The Rev. George Detweiler
Christ lag in Todesbanden, BWV 4
(Note: The musical information in this meditation is from John Eliot Gardiner’s book Bach: Music in the Castle of Heaven)
Bach was 22 when he wrote this cantata for his audition in Mühlhausen. This was his second or perhaps third cantata, but the first in which he attempted to paint narrative in music. The success of this cantata and of the audition moved him from the role of a virtuoso organist to that of a daring composer of figural music, and, I would add, ardent promoter of the theology of Martin Luther.
Unlike many of his later cantatas, in this one he uses the hymn tune of the same name as the basis for every movement, and the seven movements are based on the seven stanzas of the hymn. This is his most frequently performed cantata; it is the only one in which I have ever sung. (And I wonder how many of you out there have sung it?)
The hymn was written by Martin Luther but based on the Latin sequence hymn for Easter: Victimae Paschali. The tune is based on an 11th century German hymn–Christ ist erstanden (Christ is arisen)–that was based on Victimae Paschali. If you want to look up these hymns tonight, they are numbers 370, 371 and 372 in our hymnal, although the originals had more stanzas than what is to be found in these modern books.
My hunch is that Luther was dissatisfied with the omission from Christ is arisen of Victimae’s reference to “death and life contending in conflict stupendous.” In Luther’s hymn, four of the seven stanzas make reference to the power of death and its power over us being broken by Christ. One of those stanzas (not in our hymnal I assume because it isn’t politically correct) is about the war between life and death, where Christ’s death swallowed up death and made a mockery of it.
Overall, Luther’s hymn uses imagery from the Hebrew scriptures and turns the story of Easter into a tribal saga (Gardiner), that brings dramatically to life the events of Christ’s physical and spiritual ordeal. Bach sets the seven stanzas with only musical commentary and little changing of Luther’s words. There are no recitatives and no arias.
Luther’s narrative begins with a backward glance at Christ in the shackles of death but then announces the resurrection and its effects. In the second movement/stanza, the music conjures up humanity in the grip and fear of death. Death stalks us: twice the music freezes on the word “death” (den Tod).
In the third stanza Christ defeats death. All that is left is the form of it. Here Bach inscribes the sign of the cross musically over and around the words “death’s form” (Tods Gestalt). But it is in movement/stanza four that there is the war between death and life, a war which Christ wins by dying, thereby swallowing up death and making a mockery of death. This is the core of the hymn and of the cantata.
This struggle between the forces of life and death, hope and despair, grace and sin, is central to Luther’s belief, and Bach’s. It illustrates Luther’s (and Bach’s) ability to connect complex theological concepts with everyday experience and make them more accessible. Bach uses the cantata to draw the listener into the drama of faith, this struggle between the forces of life and death.

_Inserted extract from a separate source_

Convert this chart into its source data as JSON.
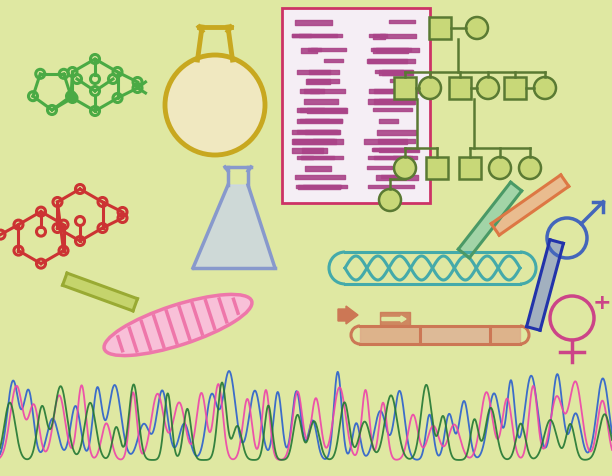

In movement 5, the bass sings of the paschal lamb upon the cross, and that blood marking our doors, as it did the people of Israel in the passover. Bach has each instrumental voice pause symbolically on a sharp at the word Kreuz (“cross” in English), while he inscribes musically the four points of the cross, as does the bass the second time he sings the word Kreuz.
Death was very real to Bach. He lost both his parents before the age of 10, and an important mentor–his father’s cousin Johann Christoph Bach–just a couple years before this cantata was written. In addition, the memory of the Thirty Years War and the plagues that went with it was very much alive in the German culture of Bach’s time.
This cantata is Bach taking up Luther’s theological language to echo 1 John 1:1-4. He had seen and heard and believed in the eternal life that was with the Father and revealed to us, and he was declaring it through his setting of Luther’s resurrection hymn.
It was Bach’s faith in the message that “God is light and in him there is no darkness at all” that enabled him to face death with hope and live life with joy, hope and joy that he shares with us through this cantata this evening.